My immediate reaction is that he's decided a plea deal sounds better than five years in the slammer. My second reaction is to wonder whether it's too late for Bob Ney to be replaced on the ballot. Does Jebus love us enough for Noe to take down the entire Ohio GOP with him?
Comments:
The third question is whether Bob Ney's district cares that they're electing a criminal. Tom DeLay's didn't.

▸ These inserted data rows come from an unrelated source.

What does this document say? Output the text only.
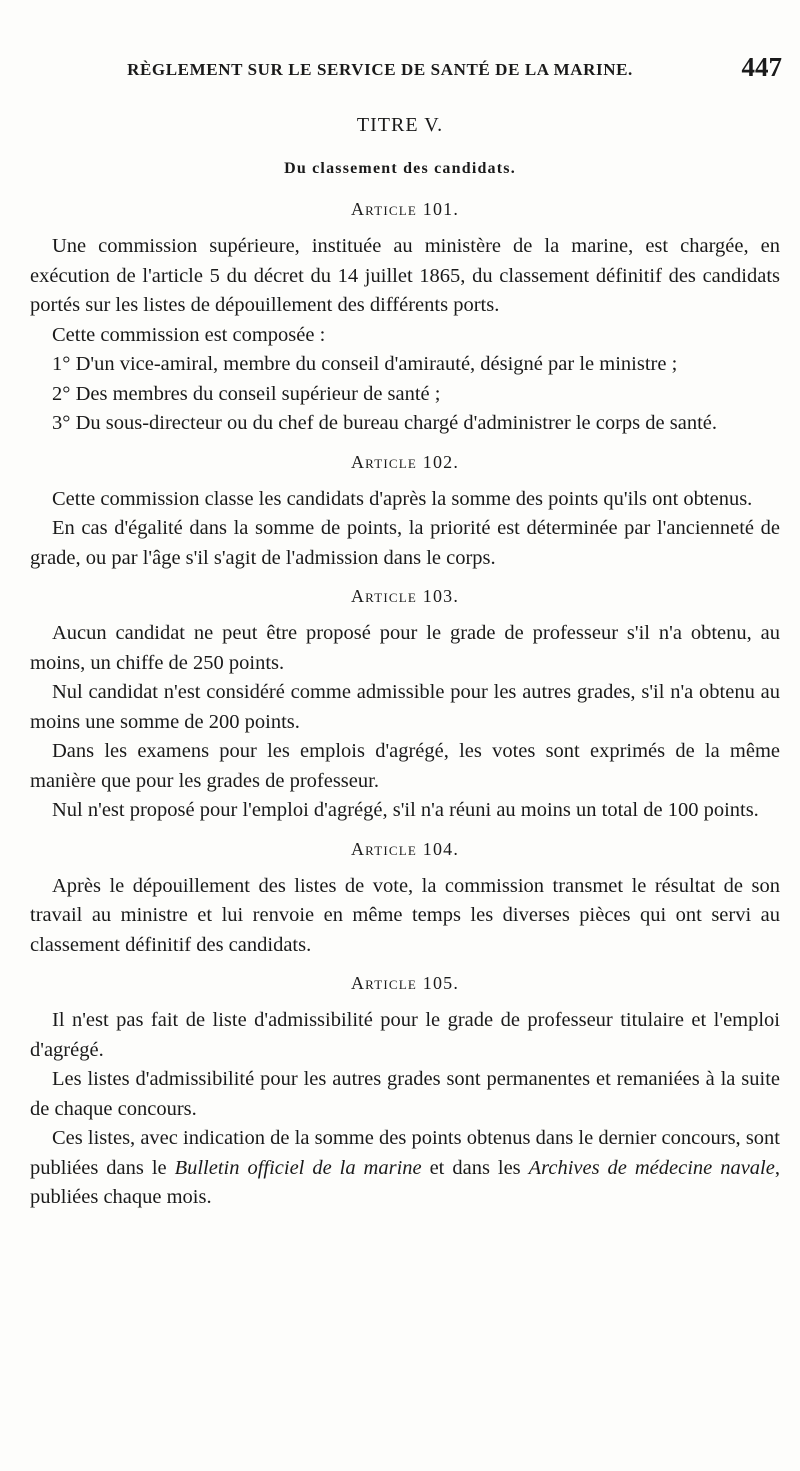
RÈGLEMENT SUR LE SERVICE DE SANTÉ DE LA MARINE.	447
TITRE V.
Du classement des candidats.
Article 101.

Une commission supérieure, instituée au ministère de la marine, est chargée, en exécution de l'article 5 du décret du 14 juillet 1865, du classement définitif des candidats portés sur les listes de dépouillement des différents ports.

Cette commission est composée :

1° D'un vice-amiral, membre du conseil d'amirauté, désigné par le ministre ;

2° Des membres du conseil supérieur de santé ;

3° Du sous-directeur ou du chef de bureau chargé d'administrer le corps de santé.

Article 102.

Cette commission classe les candidats d'après la somme des points qu'ils ont obtenus.

En cas d'égalité dans la somme de points, la priorité est déterminée par l'ancienneté de grade, ou par l'âge s'il s'agit de l'admission dans le corps.

Article 103.

Aucun candidat ne peut être proposé pour le grade de professeur s'il n'a obtenu, au moins, un chiffe de 250 points.

Nul candidat n'est considéré comme admissible pour les autres grades, s'il n'a obtenu au moins une somme de 200 points.

Dans les examens pour les emplois d'agrégé, les votes sont exprimés de la même manière que pour les grades de professeur.

Nul n'est proposé pour l'emploi d'agrégé, s'il n'a réuni au moins un total de 100 points.

Article 104.

Après le dépouillement des listes de vote, la commission transmet le résultat de son travail au ministre et lui renvoie en même temps les diverses pièces qui ont servi au classement définitif des candidats.

Article 105.

Il n'est pas fait de liste d'admissibilité pour le grade de professeur titulaire et l'emploi d'agrégé.

Les listes d'admissibilité pour les autres grades sont permanentes et remaniées à la suite de chaque concours.

Ces listes, avec indication de la somme des points obtenus dans le dernier concours, sont publiées dans le Bulletin officiel de la marine et dans les Archives de médecine navale, publiées chaque mois.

We're talking real pathology here, MEC.
 
It won't do them any good to vote for him if he has to resign because he's been convicted on corruption charges. (Cf. Traficant, Jim.)
 
Well, the Ohio congressional primary was May 3. Don't know if he can be easily (or at all) replaced on the ballot.
 
There is historical precedent for a congressman to serve from jail. Thom Hartmann tells the tale of the Adams presidency brilliantly, with this vignette:

Even members of Congress were not legally immune from the long arm of Adams' Alien and Sedition Acts. When Congressman Lyon - already hated by the Federalists for his opposition to the law, and recently caned in Congress by Federalist Roger Griswold - wrote an article pointing out Adams' "continual grasp for power" and suggesting that Adams had an "unbounded thirst for ridiculous pomp, foolish adulation, and selfish avarice," Federalists convened a federal grand jury and indicted Congressman Lyon for bringing "the President and government of the United States into contempt."

Lyon, who had served in the Continental Army during the Revolutionary War, was led through the town of Vergennes, Vermont in shackles. He ran for re-election from his 12x16-foot Vergennes jail cell and handily won his seat.


As we know, history occurs the first time as tragedy, the second as farce. So, Ney would fit right in. They could even give him a little electronic voting device to match his ankle bracelet.